La questione, rilevantissima, è in che modo si riescono a interpretare i bisogni e a raccogliere e concretare le volontà dei soggetti che ci si propone di rappresentare. Come costruire “un’organizzazione il cui proposito di riscossa e di liberazione delle masse diventi qualcosa di concreto e definito, diventi capacità di lavoro politico ordinato, metodico, sicuro, capacità non solo di conquiste immediate e parziali, ma di difesa di ogni conquista realizzata e di passaggio a conquiste sempre più alte”? Il rischio, dice Gramsci, qualora non si riuscisse nell’intento, è che si diventi pellegrini del nulla, precipitando in un circolo vizioso di sforzi vani, sacrifici inutili e reiterate sconfitte. L’antidoto, originale e profetico verrebbe da dire, consiste nel perseguimento ostinato di un legame simbiotico tra rivendicazioni dal basso e direzione consapevole, “un continuo ricambio attraverso tutte le capillarità sociali, una continua circolazione di uomini”.
In un articolo intitolato Capo, e pubblicato su L’Ordine Nuovo nel marzo del 1924, Gramsci intuisce e problematizza una questione che si ripropone, magari in forme diverse, altresì nella società del tempo presente. Il dirigente comunista sardo sostiene che essere rivoluzionari e marxisti significa saper scongiurare il fatto che il comando si individui e si personalizzi, che sia cioè un’incarnazione della funzione di comando.

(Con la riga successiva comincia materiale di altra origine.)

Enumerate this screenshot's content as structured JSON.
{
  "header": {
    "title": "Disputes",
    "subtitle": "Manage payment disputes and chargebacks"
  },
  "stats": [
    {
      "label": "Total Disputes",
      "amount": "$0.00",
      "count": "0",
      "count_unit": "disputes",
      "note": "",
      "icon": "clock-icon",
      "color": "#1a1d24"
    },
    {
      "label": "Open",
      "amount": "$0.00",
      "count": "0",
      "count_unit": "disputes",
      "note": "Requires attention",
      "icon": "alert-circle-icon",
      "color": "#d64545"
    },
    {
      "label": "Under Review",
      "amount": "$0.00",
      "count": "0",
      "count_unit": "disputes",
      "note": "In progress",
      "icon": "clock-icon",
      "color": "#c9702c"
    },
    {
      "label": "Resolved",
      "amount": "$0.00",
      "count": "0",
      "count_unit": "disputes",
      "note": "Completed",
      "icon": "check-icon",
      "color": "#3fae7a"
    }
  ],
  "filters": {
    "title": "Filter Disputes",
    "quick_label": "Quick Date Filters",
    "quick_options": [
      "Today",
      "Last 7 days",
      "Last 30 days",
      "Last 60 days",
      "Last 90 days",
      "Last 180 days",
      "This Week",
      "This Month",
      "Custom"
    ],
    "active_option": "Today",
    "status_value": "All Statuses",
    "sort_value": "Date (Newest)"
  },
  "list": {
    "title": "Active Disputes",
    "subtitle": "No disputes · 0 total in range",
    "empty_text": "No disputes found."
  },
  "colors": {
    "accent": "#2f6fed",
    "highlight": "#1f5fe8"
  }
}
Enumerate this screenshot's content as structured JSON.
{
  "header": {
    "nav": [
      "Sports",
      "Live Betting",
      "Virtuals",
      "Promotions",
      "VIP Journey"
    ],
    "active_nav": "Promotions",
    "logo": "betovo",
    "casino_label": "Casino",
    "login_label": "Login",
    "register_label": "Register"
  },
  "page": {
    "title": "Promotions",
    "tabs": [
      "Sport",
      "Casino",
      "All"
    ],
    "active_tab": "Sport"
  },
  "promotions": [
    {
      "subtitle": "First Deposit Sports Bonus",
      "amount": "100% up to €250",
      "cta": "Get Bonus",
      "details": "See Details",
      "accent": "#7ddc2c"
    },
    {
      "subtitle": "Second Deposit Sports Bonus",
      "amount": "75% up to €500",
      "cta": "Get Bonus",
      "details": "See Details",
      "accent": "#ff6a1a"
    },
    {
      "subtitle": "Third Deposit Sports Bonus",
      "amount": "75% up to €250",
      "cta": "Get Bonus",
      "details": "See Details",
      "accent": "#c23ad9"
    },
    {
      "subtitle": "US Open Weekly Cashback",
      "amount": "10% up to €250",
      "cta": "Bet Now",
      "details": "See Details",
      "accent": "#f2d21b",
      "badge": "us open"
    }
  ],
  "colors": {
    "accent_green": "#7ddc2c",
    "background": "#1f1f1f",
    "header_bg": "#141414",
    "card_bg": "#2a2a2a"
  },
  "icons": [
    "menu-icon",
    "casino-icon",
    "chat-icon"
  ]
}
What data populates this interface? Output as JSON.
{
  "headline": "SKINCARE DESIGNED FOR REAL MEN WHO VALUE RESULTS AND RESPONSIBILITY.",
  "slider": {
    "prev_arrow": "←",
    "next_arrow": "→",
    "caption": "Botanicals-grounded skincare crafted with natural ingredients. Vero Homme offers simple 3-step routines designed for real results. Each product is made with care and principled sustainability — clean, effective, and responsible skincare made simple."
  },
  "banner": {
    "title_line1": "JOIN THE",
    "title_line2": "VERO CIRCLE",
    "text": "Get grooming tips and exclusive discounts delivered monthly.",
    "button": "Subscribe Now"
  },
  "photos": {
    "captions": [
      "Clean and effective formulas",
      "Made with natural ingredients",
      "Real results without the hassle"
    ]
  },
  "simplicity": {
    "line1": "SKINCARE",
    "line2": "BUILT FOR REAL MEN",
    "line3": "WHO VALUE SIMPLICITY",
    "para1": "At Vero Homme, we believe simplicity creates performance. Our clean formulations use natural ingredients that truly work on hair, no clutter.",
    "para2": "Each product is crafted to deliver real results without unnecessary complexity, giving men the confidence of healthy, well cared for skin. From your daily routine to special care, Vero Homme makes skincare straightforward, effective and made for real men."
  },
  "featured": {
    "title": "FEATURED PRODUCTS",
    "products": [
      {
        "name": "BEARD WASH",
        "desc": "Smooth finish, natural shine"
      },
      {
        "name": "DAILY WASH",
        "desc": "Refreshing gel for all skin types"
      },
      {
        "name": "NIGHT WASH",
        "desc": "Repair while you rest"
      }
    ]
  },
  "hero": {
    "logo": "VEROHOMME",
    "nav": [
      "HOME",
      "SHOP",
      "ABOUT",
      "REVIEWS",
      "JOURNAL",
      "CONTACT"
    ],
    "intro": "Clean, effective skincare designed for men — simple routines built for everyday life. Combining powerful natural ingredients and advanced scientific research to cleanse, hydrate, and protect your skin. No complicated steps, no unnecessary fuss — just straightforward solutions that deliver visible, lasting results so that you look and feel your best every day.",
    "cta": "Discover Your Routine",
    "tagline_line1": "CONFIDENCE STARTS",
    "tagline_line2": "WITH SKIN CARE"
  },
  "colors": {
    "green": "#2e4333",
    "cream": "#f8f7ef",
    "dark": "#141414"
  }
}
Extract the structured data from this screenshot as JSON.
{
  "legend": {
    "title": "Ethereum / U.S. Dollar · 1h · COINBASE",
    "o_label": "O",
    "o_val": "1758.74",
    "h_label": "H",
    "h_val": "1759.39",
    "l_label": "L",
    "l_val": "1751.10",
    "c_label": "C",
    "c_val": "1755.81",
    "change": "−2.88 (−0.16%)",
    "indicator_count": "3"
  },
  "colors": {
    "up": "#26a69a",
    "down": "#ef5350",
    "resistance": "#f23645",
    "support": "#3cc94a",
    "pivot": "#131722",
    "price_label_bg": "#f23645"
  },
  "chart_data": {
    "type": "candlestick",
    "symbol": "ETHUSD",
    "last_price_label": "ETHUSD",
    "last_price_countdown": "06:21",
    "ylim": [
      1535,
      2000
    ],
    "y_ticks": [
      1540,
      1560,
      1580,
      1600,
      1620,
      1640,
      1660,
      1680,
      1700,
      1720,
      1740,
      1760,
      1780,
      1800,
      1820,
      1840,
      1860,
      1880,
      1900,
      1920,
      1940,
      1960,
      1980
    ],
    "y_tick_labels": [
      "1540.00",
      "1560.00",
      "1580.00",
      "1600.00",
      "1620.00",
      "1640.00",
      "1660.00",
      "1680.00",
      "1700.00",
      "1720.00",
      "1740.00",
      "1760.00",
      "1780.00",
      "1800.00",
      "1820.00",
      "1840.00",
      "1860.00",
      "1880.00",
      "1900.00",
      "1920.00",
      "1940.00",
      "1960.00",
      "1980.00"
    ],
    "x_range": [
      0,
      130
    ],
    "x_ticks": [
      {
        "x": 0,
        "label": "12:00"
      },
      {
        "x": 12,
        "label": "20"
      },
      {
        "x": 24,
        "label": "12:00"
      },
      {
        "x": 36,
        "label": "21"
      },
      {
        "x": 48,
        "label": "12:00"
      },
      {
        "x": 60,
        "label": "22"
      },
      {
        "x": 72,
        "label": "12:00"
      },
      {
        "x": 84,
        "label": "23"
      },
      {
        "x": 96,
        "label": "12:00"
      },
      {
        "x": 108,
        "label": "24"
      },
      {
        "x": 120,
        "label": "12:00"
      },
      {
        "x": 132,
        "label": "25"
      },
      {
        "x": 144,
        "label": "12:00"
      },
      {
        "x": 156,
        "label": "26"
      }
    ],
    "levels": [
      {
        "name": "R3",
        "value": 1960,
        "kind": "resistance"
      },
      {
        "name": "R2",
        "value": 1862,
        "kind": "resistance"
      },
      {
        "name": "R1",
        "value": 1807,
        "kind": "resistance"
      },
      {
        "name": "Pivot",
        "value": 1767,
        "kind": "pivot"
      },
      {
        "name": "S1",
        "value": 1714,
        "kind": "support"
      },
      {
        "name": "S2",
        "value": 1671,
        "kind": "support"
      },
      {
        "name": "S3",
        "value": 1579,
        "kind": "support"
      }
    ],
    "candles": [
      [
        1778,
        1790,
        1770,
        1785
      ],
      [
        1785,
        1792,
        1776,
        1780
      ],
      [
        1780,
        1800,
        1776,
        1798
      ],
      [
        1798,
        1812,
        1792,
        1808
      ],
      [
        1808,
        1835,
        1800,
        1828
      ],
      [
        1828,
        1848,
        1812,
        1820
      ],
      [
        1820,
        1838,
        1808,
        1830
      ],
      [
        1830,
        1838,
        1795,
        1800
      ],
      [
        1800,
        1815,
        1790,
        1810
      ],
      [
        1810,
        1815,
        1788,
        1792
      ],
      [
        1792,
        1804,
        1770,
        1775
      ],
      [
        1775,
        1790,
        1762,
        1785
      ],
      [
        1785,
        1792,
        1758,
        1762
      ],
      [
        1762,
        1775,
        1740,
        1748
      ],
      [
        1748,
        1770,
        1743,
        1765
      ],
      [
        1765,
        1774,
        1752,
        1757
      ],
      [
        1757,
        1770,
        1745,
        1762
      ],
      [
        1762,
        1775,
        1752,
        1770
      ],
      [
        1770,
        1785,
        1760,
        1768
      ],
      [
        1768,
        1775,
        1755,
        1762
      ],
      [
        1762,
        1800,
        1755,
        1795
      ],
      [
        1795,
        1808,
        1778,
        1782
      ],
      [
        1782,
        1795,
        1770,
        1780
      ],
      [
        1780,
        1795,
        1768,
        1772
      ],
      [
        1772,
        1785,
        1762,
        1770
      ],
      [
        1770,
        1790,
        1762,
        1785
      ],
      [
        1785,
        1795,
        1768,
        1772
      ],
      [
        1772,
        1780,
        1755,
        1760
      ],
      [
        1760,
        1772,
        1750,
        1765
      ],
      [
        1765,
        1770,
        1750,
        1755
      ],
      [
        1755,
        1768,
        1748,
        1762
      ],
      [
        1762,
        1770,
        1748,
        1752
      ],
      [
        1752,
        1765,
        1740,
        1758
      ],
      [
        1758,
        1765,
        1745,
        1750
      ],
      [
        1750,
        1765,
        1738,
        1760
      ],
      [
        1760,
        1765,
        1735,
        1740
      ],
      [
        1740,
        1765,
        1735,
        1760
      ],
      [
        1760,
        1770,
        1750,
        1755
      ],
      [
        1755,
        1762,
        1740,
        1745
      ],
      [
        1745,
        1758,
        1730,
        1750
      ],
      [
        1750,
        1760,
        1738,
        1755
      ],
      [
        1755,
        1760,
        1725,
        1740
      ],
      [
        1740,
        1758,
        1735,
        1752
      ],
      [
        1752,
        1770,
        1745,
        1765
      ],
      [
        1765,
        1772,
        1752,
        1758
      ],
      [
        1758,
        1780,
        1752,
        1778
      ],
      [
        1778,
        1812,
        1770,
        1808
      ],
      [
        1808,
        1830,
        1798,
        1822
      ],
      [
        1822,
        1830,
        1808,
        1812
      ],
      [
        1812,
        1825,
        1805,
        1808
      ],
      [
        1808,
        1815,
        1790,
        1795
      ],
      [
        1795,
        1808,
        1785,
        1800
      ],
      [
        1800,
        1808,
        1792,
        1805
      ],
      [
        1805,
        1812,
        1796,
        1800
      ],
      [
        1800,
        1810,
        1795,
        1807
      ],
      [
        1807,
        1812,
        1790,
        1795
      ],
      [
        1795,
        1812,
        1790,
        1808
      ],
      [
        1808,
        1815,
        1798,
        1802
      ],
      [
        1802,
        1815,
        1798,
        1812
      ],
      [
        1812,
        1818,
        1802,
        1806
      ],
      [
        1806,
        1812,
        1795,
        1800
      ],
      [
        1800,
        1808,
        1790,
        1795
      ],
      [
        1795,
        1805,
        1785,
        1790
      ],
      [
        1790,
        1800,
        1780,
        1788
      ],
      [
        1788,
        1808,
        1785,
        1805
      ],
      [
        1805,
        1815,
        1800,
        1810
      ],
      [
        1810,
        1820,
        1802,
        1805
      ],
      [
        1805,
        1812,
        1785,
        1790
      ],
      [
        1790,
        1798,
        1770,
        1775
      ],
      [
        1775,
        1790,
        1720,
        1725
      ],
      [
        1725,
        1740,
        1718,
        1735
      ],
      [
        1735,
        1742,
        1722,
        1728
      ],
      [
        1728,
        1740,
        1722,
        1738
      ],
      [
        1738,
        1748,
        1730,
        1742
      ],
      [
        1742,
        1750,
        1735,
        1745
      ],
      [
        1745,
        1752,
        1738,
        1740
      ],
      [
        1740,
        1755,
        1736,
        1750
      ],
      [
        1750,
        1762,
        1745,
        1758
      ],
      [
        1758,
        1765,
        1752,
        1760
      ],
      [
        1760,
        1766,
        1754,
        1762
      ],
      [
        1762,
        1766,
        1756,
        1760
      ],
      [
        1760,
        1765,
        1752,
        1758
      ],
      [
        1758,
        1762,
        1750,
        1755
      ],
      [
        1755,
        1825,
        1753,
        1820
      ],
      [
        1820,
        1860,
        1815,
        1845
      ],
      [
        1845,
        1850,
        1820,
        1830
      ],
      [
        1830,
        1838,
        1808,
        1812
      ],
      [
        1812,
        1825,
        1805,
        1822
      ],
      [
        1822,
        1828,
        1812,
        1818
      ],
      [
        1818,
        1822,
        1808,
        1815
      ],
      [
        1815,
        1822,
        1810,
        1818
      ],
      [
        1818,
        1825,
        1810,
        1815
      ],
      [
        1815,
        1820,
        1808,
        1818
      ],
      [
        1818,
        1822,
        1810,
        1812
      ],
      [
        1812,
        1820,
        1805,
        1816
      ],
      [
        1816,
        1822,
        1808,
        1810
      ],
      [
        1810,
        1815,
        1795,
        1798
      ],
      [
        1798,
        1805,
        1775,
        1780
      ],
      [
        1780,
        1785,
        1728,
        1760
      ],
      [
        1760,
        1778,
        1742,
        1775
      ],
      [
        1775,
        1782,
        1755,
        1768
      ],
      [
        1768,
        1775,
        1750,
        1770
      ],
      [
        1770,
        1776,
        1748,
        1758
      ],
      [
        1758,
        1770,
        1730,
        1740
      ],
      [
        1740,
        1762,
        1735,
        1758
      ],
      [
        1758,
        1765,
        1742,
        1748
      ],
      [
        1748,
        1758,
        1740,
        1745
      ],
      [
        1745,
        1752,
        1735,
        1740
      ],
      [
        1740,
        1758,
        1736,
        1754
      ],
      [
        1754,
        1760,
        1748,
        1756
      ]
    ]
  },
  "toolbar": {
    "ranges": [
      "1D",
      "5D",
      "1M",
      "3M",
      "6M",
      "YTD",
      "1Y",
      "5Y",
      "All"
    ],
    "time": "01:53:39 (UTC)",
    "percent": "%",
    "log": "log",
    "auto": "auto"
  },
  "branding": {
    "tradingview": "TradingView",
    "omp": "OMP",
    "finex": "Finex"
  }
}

E la postura leaderistica e individualistica non è forse anche oggi uno degli ostacoli maggiori che impediscono spesso di costruire spazi pubblici, e perciò politici, di partecipazione collegiale e protagonismo diffuso? Insomma, di elaborare processi di soggettivazione politica emancipatori, orizzontali e collettivi? Gramsci coglie il fatto indubitabile che i rapporti tra organizzazione e classe non possono essere unidirezionali e gerarchici ma devono avere un carattere organico e storico, ossia devono essere, semplificando, di reciprocità, mutualità e processualità, in modo tale che agli sviluppi di una parte corrispondano gli sviluppi dell’altra, e viceversa.
Non resta altro da aggiungere, se non che l’operazione editoriale proposta da Cangemi è di estrema utilità perché offre al lettore, e non solo a quello più giovane cui è rivolto esplicitamente il libro, una ricca proposta di strumenti teorici in grado di affrontare i grandi nodi politici della contemporaneità: dalla crisi della democrazia al drammatico distacco tra la sfera del politico e la sfera del sociale, dal l’inasprirsi di quei fenomeni eversivi che corrodono lo stato di diritto alla necessità di rivitalizzare le forme della partecipazione e dell’agire politico. È, ovviamente, un’operazione militante e, al tempo stesso, di diffusione di cultura in senso alto, che si propone di offrire un’indicazione di metodo da applicare ai problemi nostri, problemi differenti forse da quelli di Gramsci, ma, come quelli del tempo di Gramsci, inediti e spesso drammatici.